En 2011 más de medio millón de personas huyeron del país sin mirar atrás. La mayoría, inmigrantes, que no volverán y se llevan a los niños y niñas que tanto se necesitan, y los 60.000 nacidos en España, si les va bién, ¿para que van a volver?, quizá para Navidad. La crisis vino para quedarse y los años no perdonan. Hay que tener en cuenta que la inseguridad laboral es algo habitual, se ha instalado para quedarse. A todo esto 1.500.000 familias, todos sus miembros, no trabajan, todos sus miembros sin excepción, es decir, unas cuatro millones de personas están excluidas, a este contingente hay que sumar a los excluidos que ya había antes de la crisis. A esta altura de la crisis el paro se acaba, los ahorros si había, la ayuda familiar, etc.
El sistema sigue funcionando: los ricos cada vez más ricos y más habilidosos a la hora de no pagar impuestos, y los pobres cada vez más pobres, y en cuanto a las clases medias despiertan asustadas de sus fantasías. Los recortes, verdaderas mutilaciones sin anestesia (es cara), es cosa de todos los días, se amontonan, mientras pasan por un buen momento las ventas de los artículos de lujo, lo superfluo cada vez gusta más.

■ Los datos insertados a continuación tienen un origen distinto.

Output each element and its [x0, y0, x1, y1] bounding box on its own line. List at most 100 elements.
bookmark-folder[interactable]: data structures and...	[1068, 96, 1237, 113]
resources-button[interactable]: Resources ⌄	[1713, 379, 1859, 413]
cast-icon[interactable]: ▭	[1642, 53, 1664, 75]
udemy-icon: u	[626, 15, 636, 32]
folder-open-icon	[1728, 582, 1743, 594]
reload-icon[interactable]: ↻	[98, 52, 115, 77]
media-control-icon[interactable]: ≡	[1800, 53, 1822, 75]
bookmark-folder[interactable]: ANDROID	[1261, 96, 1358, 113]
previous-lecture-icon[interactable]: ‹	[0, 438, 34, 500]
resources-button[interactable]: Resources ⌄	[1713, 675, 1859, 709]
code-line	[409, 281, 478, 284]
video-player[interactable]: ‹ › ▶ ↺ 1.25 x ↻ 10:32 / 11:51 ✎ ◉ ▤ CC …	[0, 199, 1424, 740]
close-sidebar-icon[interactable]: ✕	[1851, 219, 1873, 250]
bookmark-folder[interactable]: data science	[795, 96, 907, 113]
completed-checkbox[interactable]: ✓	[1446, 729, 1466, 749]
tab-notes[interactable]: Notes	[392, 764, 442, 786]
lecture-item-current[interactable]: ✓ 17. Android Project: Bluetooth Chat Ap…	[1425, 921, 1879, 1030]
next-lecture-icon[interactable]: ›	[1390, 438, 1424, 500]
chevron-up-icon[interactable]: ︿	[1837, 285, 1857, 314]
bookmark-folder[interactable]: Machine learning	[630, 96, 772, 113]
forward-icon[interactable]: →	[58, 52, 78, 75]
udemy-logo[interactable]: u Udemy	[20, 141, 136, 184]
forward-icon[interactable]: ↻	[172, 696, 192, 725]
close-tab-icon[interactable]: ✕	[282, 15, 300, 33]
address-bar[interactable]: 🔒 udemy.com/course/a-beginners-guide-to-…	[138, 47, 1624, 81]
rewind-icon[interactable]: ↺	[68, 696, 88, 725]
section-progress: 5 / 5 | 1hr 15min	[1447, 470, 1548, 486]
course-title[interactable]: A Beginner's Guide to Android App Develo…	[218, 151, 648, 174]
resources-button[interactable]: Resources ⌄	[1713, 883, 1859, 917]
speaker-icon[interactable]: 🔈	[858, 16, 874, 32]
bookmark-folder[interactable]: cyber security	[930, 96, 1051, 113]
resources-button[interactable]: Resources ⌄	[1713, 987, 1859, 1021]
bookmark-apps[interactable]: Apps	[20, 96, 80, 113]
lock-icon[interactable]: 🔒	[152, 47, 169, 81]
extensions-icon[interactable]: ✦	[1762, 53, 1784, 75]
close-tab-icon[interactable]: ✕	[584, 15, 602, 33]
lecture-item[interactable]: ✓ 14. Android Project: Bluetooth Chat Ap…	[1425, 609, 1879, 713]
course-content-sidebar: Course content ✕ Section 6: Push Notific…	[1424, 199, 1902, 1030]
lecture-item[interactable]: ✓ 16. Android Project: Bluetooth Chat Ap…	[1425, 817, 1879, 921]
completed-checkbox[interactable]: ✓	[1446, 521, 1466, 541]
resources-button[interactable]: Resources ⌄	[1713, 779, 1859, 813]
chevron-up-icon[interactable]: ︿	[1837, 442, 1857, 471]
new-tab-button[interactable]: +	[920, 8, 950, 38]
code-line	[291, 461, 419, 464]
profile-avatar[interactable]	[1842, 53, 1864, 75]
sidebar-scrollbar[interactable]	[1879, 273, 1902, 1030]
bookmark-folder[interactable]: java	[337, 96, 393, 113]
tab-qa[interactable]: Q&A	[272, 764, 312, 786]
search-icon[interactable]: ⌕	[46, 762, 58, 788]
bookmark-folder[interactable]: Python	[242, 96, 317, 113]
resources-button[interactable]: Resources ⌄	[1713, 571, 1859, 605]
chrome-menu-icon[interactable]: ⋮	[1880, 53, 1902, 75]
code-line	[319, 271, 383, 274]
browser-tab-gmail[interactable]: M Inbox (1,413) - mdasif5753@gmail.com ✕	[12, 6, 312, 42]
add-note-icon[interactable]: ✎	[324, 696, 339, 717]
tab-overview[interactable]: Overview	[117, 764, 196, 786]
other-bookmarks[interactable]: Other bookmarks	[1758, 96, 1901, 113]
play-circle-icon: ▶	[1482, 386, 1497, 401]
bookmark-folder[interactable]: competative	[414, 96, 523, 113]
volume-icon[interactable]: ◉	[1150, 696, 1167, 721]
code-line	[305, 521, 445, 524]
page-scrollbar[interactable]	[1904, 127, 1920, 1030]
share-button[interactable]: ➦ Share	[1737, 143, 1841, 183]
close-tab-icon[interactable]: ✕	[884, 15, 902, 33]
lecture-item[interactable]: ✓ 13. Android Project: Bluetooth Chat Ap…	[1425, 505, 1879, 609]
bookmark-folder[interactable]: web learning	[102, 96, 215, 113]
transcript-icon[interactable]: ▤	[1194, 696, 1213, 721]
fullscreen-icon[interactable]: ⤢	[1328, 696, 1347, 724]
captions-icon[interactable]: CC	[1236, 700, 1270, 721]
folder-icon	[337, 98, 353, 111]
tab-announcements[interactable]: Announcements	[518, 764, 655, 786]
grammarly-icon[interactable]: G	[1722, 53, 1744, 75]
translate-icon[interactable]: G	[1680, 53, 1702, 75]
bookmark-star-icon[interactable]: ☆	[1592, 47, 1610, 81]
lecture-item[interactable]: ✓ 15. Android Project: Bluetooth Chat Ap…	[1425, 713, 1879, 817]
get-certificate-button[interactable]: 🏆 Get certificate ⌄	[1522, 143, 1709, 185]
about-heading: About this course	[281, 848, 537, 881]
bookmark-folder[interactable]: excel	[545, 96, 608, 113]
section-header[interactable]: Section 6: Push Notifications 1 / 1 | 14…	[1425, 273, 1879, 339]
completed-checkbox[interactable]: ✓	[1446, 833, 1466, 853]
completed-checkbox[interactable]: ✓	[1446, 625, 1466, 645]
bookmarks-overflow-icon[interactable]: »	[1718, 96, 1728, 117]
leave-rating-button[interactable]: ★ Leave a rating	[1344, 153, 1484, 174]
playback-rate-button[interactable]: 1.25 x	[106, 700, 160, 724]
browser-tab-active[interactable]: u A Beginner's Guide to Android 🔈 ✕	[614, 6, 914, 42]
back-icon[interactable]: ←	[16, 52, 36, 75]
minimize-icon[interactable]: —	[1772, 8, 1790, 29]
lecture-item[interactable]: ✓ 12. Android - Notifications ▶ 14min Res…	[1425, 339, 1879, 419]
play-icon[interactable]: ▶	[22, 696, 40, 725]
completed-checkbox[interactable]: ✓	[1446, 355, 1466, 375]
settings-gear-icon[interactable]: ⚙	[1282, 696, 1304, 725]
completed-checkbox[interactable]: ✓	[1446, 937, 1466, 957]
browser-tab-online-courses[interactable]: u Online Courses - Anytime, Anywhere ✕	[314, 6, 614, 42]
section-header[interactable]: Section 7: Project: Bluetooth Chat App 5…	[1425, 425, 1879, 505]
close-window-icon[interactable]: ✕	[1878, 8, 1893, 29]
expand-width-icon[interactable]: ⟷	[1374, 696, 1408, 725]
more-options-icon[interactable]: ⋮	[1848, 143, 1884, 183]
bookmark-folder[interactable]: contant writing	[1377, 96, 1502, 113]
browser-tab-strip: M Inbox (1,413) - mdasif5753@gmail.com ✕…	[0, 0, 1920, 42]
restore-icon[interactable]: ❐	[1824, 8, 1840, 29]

La crisis, todo poderosa, omnipotente, impone sus leyes ajena a toda autocrítica, lo de la refundación del capitalismo fue sólo una ocurrencia para ganar tiempo. En Grecia sólo crecen los suicidios. En España, todavía, no tanto, pero la ansiedad, la depresión, los vómitos, los mareos, la impotencia sexual, la caída del cabello, la ”mala leche”, son las hermanas de la crisis. Los que tienen trabajo cuando enferman lo niegan, tienen miedo a ser castigados. No debe excluirse que con el tiempo los que digan que este sistema es injusto, cruel, se les diagnostique alguna enfermedad o desorden mental y sean medicados, y los peor de todo es que será cierto, han enloquecido, personas que si ven un contenedor no podrán resistir el deseo de mirar en ellos, aterrados ante una cola que les recordará las del INEM o evitar pasar por enfrente de un banco.